Dans une tribune publiée ce dimanche, le ministre du Commerce extérieur, Julien Paluku, a réagi au message adressé le 11 juin 2026 par l’ancien président Joseph Kabila, dans lequel ce dernier affirmait ne « toujours pas être entendu ni encore compris ». Dans une réponse particulièrement virulente, le ministre revient sur le parcours politique de l’ancien chef de l’État et met en cause plusieurs de ses choix durant son passage au pouvoir.
Julien Paluku débute son propos en rappelant l’influence et le pouvoir exercés par Joseph Kabila pendant près de deux décennies à la tête de la République démocratique du Congo. Il dit s’interroger sur l’évolution de la trajectoire politique de l’ancien président, qu’il accuse aujourd’hui de s’être rapproché de dirigeants étrangers.
« Passer de la gloire du pouvoir absolu à finir aujourd’hui aux côtés de Paul Kagame… Qui peut vous comprendre ? », écrit-il, exprimant son incompréhension face à ce qu’il considère comme un revirement politique majeur.

Le ministre accuse ensuite Joseph Kabila d’avoir joué un rôle déterminant, en coulisses, dans plusieurs épisodes liés aux conflits armés dans l’est du pays, notamment lors des opérations contre le CNDP et le M23. Selon lui, certains événements survenus durant cette période témoigneraient de stratégies ayant favorisé la reconstitution de mouvements rebelles, avec de lourdes conséquences humaines et sécuritaires.
Dans sa tribune, Julien Paluku évoque également plusieurs dossiers sensibles, notamment la capture de Laurent Nkunda et la reddition de Bosco Ntaganda à Kigali.

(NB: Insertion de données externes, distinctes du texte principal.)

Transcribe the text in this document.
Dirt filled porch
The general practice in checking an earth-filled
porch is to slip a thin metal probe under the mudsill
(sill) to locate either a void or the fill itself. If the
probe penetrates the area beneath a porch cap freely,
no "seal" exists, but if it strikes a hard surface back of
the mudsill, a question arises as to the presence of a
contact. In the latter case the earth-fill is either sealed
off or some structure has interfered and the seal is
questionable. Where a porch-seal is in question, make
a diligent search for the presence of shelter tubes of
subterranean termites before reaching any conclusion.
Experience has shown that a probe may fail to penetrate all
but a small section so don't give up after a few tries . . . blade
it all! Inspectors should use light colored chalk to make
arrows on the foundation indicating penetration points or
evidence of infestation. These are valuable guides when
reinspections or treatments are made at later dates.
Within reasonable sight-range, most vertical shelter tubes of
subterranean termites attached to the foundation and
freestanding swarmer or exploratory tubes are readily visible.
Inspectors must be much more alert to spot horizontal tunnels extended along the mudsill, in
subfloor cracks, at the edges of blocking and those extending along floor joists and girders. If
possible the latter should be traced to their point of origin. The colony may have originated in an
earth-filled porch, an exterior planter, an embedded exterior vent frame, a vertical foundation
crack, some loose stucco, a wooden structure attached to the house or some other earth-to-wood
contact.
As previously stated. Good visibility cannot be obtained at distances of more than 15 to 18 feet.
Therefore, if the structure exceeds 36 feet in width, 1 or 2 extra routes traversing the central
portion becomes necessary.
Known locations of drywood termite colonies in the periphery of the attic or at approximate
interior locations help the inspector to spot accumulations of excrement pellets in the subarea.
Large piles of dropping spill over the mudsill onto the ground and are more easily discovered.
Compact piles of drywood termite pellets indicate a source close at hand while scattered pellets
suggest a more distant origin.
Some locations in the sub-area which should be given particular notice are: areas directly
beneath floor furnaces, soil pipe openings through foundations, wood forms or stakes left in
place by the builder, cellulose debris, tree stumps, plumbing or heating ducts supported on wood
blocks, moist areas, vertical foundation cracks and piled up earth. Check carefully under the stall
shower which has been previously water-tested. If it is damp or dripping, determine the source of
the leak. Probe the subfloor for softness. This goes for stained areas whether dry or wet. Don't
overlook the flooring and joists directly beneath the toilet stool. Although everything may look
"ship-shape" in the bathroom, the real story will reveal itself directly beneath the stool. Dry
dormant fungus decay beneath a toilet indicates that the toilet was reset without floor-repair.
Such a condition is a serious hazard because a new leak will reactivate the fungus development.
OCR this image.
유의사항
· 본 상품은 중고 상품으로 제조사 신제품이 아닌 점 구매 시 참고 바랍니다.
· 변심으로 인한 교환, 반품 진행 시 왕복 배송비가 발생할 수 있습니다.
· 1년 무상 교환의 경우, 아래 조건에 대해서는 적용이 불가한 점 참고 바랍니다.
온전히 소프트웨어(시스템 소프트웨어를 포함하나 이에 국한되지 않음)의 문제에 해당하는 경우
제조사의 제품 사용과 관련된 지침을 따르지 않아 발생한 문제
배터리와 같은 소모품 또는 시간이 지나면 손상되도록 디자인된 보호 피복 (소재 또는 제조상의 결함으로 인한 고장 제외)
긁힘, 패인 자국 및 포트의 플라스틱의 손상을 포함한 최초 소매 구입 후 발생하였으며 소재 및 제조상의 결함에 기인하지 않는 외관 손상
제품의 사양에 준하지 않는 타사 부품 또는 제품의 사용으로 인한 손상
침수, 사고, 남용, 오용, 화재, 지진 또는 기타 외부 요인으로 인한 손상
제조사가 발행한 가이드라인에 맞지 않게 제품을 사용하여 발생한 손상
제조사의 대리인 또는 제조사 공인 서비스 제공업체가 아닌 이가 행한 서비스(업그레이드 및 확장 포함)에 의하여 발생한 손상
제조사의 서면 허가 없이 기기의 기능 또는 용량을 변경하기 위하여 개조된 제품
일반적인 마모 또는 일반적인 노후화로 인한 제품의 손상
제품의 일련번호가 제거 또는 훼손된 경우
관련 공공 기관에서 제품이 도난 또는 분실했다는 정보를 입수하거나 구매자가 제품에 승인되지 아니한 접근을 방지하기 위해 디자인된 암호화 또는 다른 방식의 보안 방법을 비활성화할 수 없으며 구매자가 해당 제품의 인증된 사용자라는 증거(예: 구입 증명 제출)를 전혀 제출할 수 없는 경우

Il estime que ces événements ne relevaient pas du hasard, mais de décisions concertées prises dans le cadre d’arrangements politiques et sécuritaires dont les véritables motivations seraient restées longtemps dissimulées.
Au fil de son argumentation, le ministre affirme que ces faits contribueraient à mettre en lumière ce qu’il qualifie de « pacte » ayant contribué à l’instabilité et aux violences qui ont marqué certaines régions du pays.
« Le deal qui a ensanglanté la patrie est désormais exposé », soutient-il, estimant que l’histoire finira par établir les responsabilités des uns et des autres.
S’adressant également aux acteurs de l’opposition, Julien Paluku les appelle à la vigilance, les invitant à s’interroger sur le parcours et les choix de l’ancien président avant de lui accorder leur confiance.
La tribune se conclut par une référence à une formule attribuée à Joseph Kabila : « Il n’y a rien de caché qui ne doive être découvert. »
Reprenant cette citation, le ministre affirme que les éléments permettant de comprendre certaines responsabilités seraient désormais visibles et accessibles à l’opinion publique.
Cette prise de position de Julien Paluku intervient dans un contexte politique marqué par de vives tensions entre les partisans de l’ancien président et ceux du pouvoir en place. Les accusations formulées dans cette tribune demeurent toutefois de nature politique et appellent, le cas échéant, à être étayées ou contestées par les différentes parties concernées.